The chip is known as the Apple Neural Engine and Apple engineers are said to be “racing” in an attempt to catch up other companies moving forward aggressively on cores and chips to perform the very large number of multiplications used in neural networks.
Google has developed and taken to silicon two Tensor Processor Units (TPUs) in the last couple of years (see Google’s second TPU processor comes out).
Neural networks which require millions of weightings to be multiplied against input data and subsequent layers of neurons have conventionally been run in software on uniprocessors.
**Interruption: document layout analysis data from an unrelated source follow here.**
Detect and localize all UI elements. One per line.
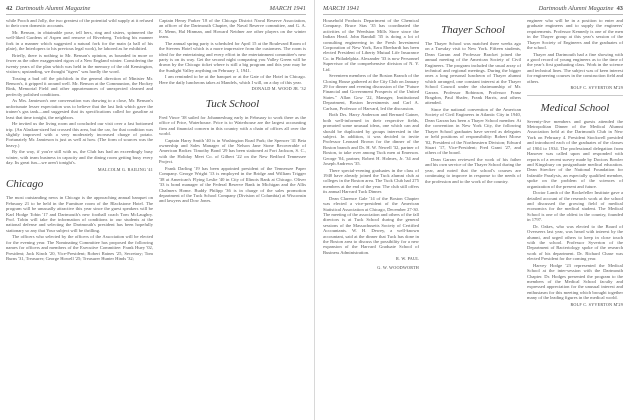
signature: ROLF C. SYVERTON M'29 xyxy=(570,85,623,91)
paragraph: The most outstanding news in Chicago is the approaching annual banquet on February 21 to be held in the Furniture room of the Blackstone Hotel. The program will be unusually attractive this year since the guest speakers will be Karl Hodge Tobin '17 and Dartmouth's new football coach Tom McLaughry. Prof. Tobin will take the information of conditions to our students at the national defense and selecting the Dartmouth's president has been hopefully stationary so any that Your subject will be thrilling. xyxy=(6,195,153,233)
paragraph: Both Drs. Harry Anderson and Bernard Gainer, both well-informed in their respective fields, promoted some unusual ideas, one which can and should be duplicated by groups interested in the subject. In addition, it was decided to invite Professor Leonard Brown for the dinner of the Boston branch and Dr. H. W. Newell '32, partner of Boston, to take over among Tuck men at Emerson. George '04, partner, Robert H. Holmes, Jr. '34 and Joseph Andrews '35. xyxy=(323,112,419,166)
paragraph: Seventeen members of the Boston Branch of the Closing House gathered at the City Club on January 29 for dinner and evening discussion of the "Future Financial and Government Prospects of the United States." Allan Gow '22, Manager, Institutional Department, Boston Investments and Carl A. Carlson, Professor of Harvard, led the discussion. xyxy=(323,73,419,111)
right-page xyxy=(314,0,628,420)
paragraph: The officers who selected by the officers of the Association will be elected for the evening year. The Nominating Committee has proposed the following names for officers and members of the Executive Committee: Frank Huey '02, President; Jack Kinch '20, Vice-President; Robert Raines '25, Secretary; Tom Burns '31, Treasurer; George Howell '25; Treasurer Hunter Hinds '32; xyxy=(6,234,153,261)
paragraph: Seventy-five members and guests attended the Metropolitan Dinner of the Medical Alumni Association held at the Dartmouth Club in New York on February 4. President Stockwell presided and introduced each of the graduates of the classes of 1904 to 1934. The professional delegation from Hanover was called upon and responded with reports of a recent survey made by Doctors Bowler and Kingsbury on postgraduate medical education. Dean Strecker of the National Foundation for Infantile Paralysis, an especially qualified member, spoke on the problem of the sciences of organization of the present and future. xyxy=(527,118,623,189)
section-title-medical-school: Medical School xyxy=(540,101,610,114)
signature: MALCOLM G. RAILING '41 xyxy=(97,166,153,172)
paragraph: Fred Vince '38 sailed for Johannesburg early in February to work there as the office of Price, Waterhouse. Price is to Waterhouse are the largest accounting firm and financial concern in this country with a chain of offices all over the world. xyxy=(159,114,306,137)
right-page-columns xyxy=(323,18,623,420)
left-running-title: Dartmouth Alumni Magazine xyxy=(15,5,91,12)
left-column-2 xyxy=(159,18,306,420)
paragraph: The Thayer School was matched three weeks ago on a Tuesday visit to New York. Fifteen students, Dean Garran and Professor Bracket joined the annual meeting of the American Society of Civil Engineers. The program included the usual array of technical and regional meetings. During the bigger ones a long personal luncheon of Thayer alumni which arranged, one constant interest at the Thayer School Council under the chairmanship of Mr. Garran. Professor Robinson, Professor Franz Bragdon, Paul Shafer, Frank Harris, and others attended. xyxy=(425,41,521,106)
signature: DONALD M. WOOD JR. '32 xyxy=(251,86,306,92)
paragraph: Briefly, there is nothing to Mr. Benson's opinion, as bounded in more or fewer as the other exaggerated rigors of a New England winter. Considering the twenty years of the plan which was held in the memory of the old Kensington, visitors; upstanding, we thought "tigers" was hardly the word. xyxy=(6,52,153,75)
paragraph: Captain Henry Parker '18 of the Chicago District Naval Reserve Association, an officer of the Dartmouth Chapter, the Naval Reserve committee, and G. A. E. Menn, Hal Hinman, and Howard Neidner are other players on the winter team. xyxy=(159,18,306,40)
paragraph: Dean Clarence Gale '14 of the Boston Chapter was elected a vice-president of the American Statistical Association at Chicago, December 27-30. The meeting of the association and others of the fall directors is at Tuck School during the general sessions of the Massachusetts Society of Certified Accountants. W. H. Dewey, a well-known accountant, said at the dinner that Tuck has done in the Boston area to discuss the possibility for a new expansion of the Harvard Graduate School of Business Administration. xyxy=(323,195,419,255)
left-issue-date: MARCH 1941 xyxy=(269,5,306,12)
left-page-columns xyxy=(6,18,306,420)
paragraph: Mr. Benson, in obtainable pose, tell hers, ring and sisters, spinnered the well-liked Gardens of Aspen and remove of Riverberg. Twirling his manner fork in a manner which suggested a natural fork for the main (a ball of his plate), the Interlopers to his previous legal work), he labored as he exhibited. xyxy=(6,30,153,52)
paragraph: Harvey Hodge '23 represented the Medical School at the inter-session with the Dartmouth Chapter. Dr. Hodges presented the program to the members of the Medical School faculty and expressed appreciation for the unusual interest and enthusiasm for this meeting which brought together many of the leading figures in the medical world. xyxy=(527,262,623,301)
paragraph: Dean Garran reviewed the work of his father and his own service of the Thayer School during the year, and noted that the school's courses are continuing to improve in response to the needs of the profession and to the work of the country. xyxy=(425,156,521,184)
right-column-3 xyxy=(527,18,623,420)
paragraph: Thayer and Dartmouth had a fine showing with a good record of young engineers as to the time of the year's first graduating class. Work in the science and technical lines. The subject was of keen interest for engineering courses in the construction field and others. xyxy=(527,51,623,84)
paragraph: Dr. Oakes, who was elected to the Board of Overseers last year, was heard with interest by the alumni, and urged others to keep in close touch with the school. Professor Syverton of the Department of Bacteriology spoke of the research work of his department. Dr. Richard Chase was elected President for the coming year. xyxy=(527,223,623,262)
section-title-thayer-school: Thayer School xyxy=(441,24,505,36)
paragraph: Household Products Department of the Chemical Company. Bruce Stas '35 has coordinated the activities of the Weedston Mills Store since the Indian Head. John Randall '35 is doing a lot of consulting engineering in the Fresh Investment Corporation of New York, Ezra Eberhardt has been elected President of Liberty Mutual Life Insurance Co. in Philadelphia. Alexander '33 is now Personnel Supervisor of the comprehensive division of N. Y. Ltd. xyxy=(323,18,419,72)
right-running-head xyxy=(323,5,623,15)
section-title-chicago: Chicago xyxy=(6,178,44,191)
right-issue-date: MARCH 1941 xyxy=(323,5,360,12)
paragraph: By the way, if you're still with us, the Club has had an exceedingly busy winter, with team business in capacity and the dining room getting busy every day. Its great fun—we aren't tonight's. xyxy=(6,149,153,166)
paragraph: I am reminded to be at the banquet or at the Gate of the Hotel in Chicago. Here the daily luncheons takes at Mandels, which I will, on a day of this year. xyxy=(159,74,306,85)
paragraph: Captain Harry Smith '40 is in Washington Road Park; the Spencer '41 Beta ownership and Sales Manager of the Nelson Jane Stone Recoverable of American Broker. Timothy Bond '29 has been stationed at Fort Jackson, S. C., with the Holiday Meet Co. of Gilbert '22 on the New Bedford Tennessee Project. xyxy=(159,137,306,165)
paragraph: engineer who will be in a position to enter and graduate engineers and to supply the engineers' requirements. Professor Kennedy is one of the men in the Thayer group at this year's session of the Thayer Society of Engineers and the graduates of the school. xyxy=(527,18,623,51)
section-divider xyxy=(527,95,623,96)
left-column-1 xyxy=(6,18,153,420)
left-running-head xyxy=(6,5,306,15)
signature: G. W. WOODWORTH xyxy=(377,264,419,270)
paragraph: Tossing a bud off the pitchfork in the general direction of Minister Mr. Benson's, it gripped it around well. Mr. Benson at the Communion, the Hockey Rink, Memorial Field and other appurtenances of unexpected cleaned and perfectly polished conditions. xyxy=(6,75,153,97)
paragraph: Doctor Lamb of the Rockefeller Institute gave a detailed account of the research work at the school and discussed the growing field of medical economics for the medical student. The Medical School is one of the oldest in the country, founded in 1797. xyxy=(527,190,623,223)
paragraph: There special-evening graduates in the class of 1940 have already joined the Tuck alumni club at colleges in the Boston area. The Tuck Club had 275 members at the end of the year. The club still offers its annual Harvard Tuck Dinner. xyxy=(323,167,419,195)
section-title-tuck-school: Tuck School xyxy=(205,97,260,110)
right-running-title: Dartmouth Alumni Magazine xyxy=(538,5,614,12)
paragraph: while Pooch and Jolly, the two greatest of the potential wild supply at it refused to their own domestic accounts. xyxy=(6,18,153,29)
paragraph: Since the national convention of the American Society of Civil Engineers in Atlantic City in 1940, Dean Garran has been a Thayer School member. At the convention in New York City, the following Thayer School graduates have served as delegates or held positions of responsibility: Robert Morse '02, President of the Northeastern Division; Edward Stuart '17, Vice-President; Fred Grant '27, and others of the board. xyxy=(425,107,521,156)
signature: R. W. PAUL xyxy=(395,256,419,262)
left-page-number: 42 xyxy=(6,5,13,12)
paragraph: As Mrs. Jamieson's one conversation was drawing to a close, Mr. Benson's unfortunate lesser expectation was to believe that the last link which gave the trainer's gas tank—and suggested that its specifications called for gasoline at least that time tonight, the neighbors. xyxy=(6,98,153,120)
paragraph: Frank Darling '19 has been appointed president of the Tennessee Paper Company. George Wright '13 is employed in the Bridge and William Trigger '38 at American's Flying Leslie '40 in City of Illinois Bank at Chicago. Oliver '33 is bond manager of the Federal Reserve Bank in Michigan and the Allis Chalmers Home. Buddy Philipp '36 is in charge of the sales promotion department of the Tuck School Company (Division of Columbia) at Wisconsin and lawyers and Dow Jones. xyxy=(159,165,306,204)
right-column-1 xyxy=(323,18,419,420)
signature: ROLF C. SYVERTON M'29 xyxy=(570,301,623,307)
right-column-2 xyxy=(425,18,521,420)
paragraph: He invited us the living room and concluded our visit over a fast bottomed trip. (An Alaskan-sized hat crossed this area, but the car, for that condition was slightly improved with a very moderately increased charge of potato. Fortunately Mr. Jamieson is just as well at how. (The form of sources was the heavy.) xyxy=(6,121,153,148)
paragraph: The annual spring party is scheduled for April 15 at the Boulevard Room of the Stevens Hotel which is a more impressive from the customers. The room is ideal for the entertaining and every effort in the entertainment committee's new party is on its way. Get the second night comparing you Valley Green will be drawn by the Chicago ticket where is still a big program and this year may be the Sunlight Valley anything on February 1, 1941. xyxy=(159,40,306,73)
right-page-number: 43 xyxy=(616,5,623,12)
However, the enormous benefit they can take from parallelism has seen them being deployed on GPUs and more-or-less application specific DSPs.
The kind of applications that can benefit from this include voice and face recognition and classification and inference of varied types of data where dedicated hardware can provide a couple of orders of magnitude improvement over conventional processors.
In particular Apple has aspirations in mixed-reality and self-driving cars that need the efficiency of dedicated machine learning hardware to reduce energy consumption and latency, the report said.
Apple also intends to include the neural engine in future versions of the iPhone and the iPad, according to the report. This has the advantage that recognition tasks that would otherwise have to be sent up to the cloud could be done locally.
Apple could discuss the neural engine at its upcoming annual developers conference in June, where it is also expected to introduce the next version of its operating system iOS11.